Les essais d’évolution du volume de la mousse consistent à étudier l’évolution de la mousse seule dans une éprouvette ouverte et une autre fermée ainsi que l’évolution son évolution dans un échantillon de sol. Dans les éprouvettes, le volume de la mousse « Vt » est déduit par lecture directe à un temps t. Le rapport Vt par le volume initial de la mousse « Vi » est calculé en fonction du temps. Dans le cas du sol, un échantillon cylindrique (diamètre 5 cm et de hauteur 5 cm) est préparé et est soumis à une charge faible de 1,3 kPa pendant 2 h afin d’assurer le tassement du sol uniquement sous son propre poids et d’éviter le tassement dû à la dégradation des bulles. Le volume de la porosité est considéré égal à Vi . Le comparateur de déplacement permet par la suite de mesurer la variation du volume due à la dégradation de la mousse.

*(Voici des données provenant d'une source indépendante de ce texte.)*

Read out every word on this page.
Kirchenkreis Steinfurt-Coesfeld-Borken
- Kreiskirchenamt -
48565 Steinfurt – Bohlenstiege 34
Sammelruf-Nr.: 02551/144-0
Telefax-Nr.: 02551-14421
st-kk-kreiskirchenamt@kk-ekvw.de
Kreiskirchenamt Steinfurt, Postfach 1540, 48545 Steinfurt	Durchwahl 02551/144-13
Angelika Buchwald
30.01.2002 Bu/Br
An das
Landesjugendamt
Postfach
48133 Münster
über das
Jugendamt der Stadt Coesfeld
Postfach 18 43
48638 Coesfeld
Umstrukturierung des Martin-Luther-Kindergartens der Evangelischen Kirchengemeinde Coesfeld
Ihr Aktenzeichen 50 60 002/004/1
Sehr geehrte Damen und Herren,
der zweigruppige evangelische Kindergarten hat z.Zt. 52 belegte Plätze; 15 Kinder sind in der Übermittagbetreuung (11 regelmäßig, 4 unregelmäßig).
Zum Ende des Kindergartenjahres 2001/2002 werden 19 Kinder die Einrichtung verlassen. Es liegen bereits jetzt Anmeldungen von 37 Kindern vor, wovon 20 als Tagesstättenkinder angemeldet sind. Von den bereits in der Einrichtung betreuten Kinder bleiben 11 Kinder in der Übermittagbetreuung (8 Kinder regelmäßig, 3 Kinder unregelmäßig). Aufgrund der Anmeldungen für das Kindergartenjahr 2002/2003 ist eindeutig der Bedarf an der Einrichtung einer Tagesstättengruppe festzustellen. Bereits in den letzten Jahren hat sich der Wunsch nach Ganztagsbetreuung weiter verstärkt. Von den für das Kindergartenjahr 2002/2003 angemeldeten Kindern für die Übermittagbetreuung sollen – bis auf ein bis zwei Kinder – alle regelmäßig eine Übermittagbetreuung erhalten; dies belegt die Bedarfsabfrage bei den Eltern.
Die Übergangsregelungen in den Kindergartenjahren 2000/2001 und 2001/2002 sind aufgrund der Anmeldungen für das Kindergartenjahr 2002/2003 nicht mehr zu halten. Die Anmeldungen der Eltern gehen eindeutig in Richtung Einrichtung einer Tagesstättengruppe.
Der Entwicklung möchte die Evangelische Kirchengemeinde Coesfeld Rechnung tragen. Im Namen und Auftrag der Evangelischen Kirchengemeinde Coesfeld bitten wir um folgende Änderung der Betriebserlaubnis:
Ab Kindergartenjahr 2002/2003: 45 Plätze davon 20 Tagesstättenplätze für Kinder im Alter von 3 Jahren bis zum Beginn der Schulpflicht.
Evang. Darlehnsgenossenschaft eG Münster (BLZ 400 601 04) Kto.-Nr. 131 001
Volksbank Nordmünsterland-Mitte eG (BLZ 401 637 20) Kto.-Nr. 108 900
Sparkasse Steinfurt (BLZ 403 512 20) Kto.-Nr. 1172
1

L’essai de lessivage sur la colonne consiste à analyser l’évolution de la pression inertielle au cours du drainage de la mousse. Le dispositif est composé d’une colonne de 9,2 cm de diamètre intérieur et de 1 m de hauteur, dans laquelle des tensiomètres T5 (Sols Mesures) ont été installés aux niveaux de -4 cm, -41 cm et -79 cm (figure 3). Ces capteurs de pression mesurent les succions positives créées au cours du temps sous l’effet du phénomène de drainage gravitaire de l’eau dans le milieu poreux. L’échantillon de sol traité présente une teneur en eau de 23 %, qui reste inférieure à la teneur en eau de saturation (ws = 28,5 %). Les pressions mesurées dans le cas du sol traité montrent l’effet de la mousse sur la désaturation du sol suite à l’évolution de stabilité de la mousse au cours du temps.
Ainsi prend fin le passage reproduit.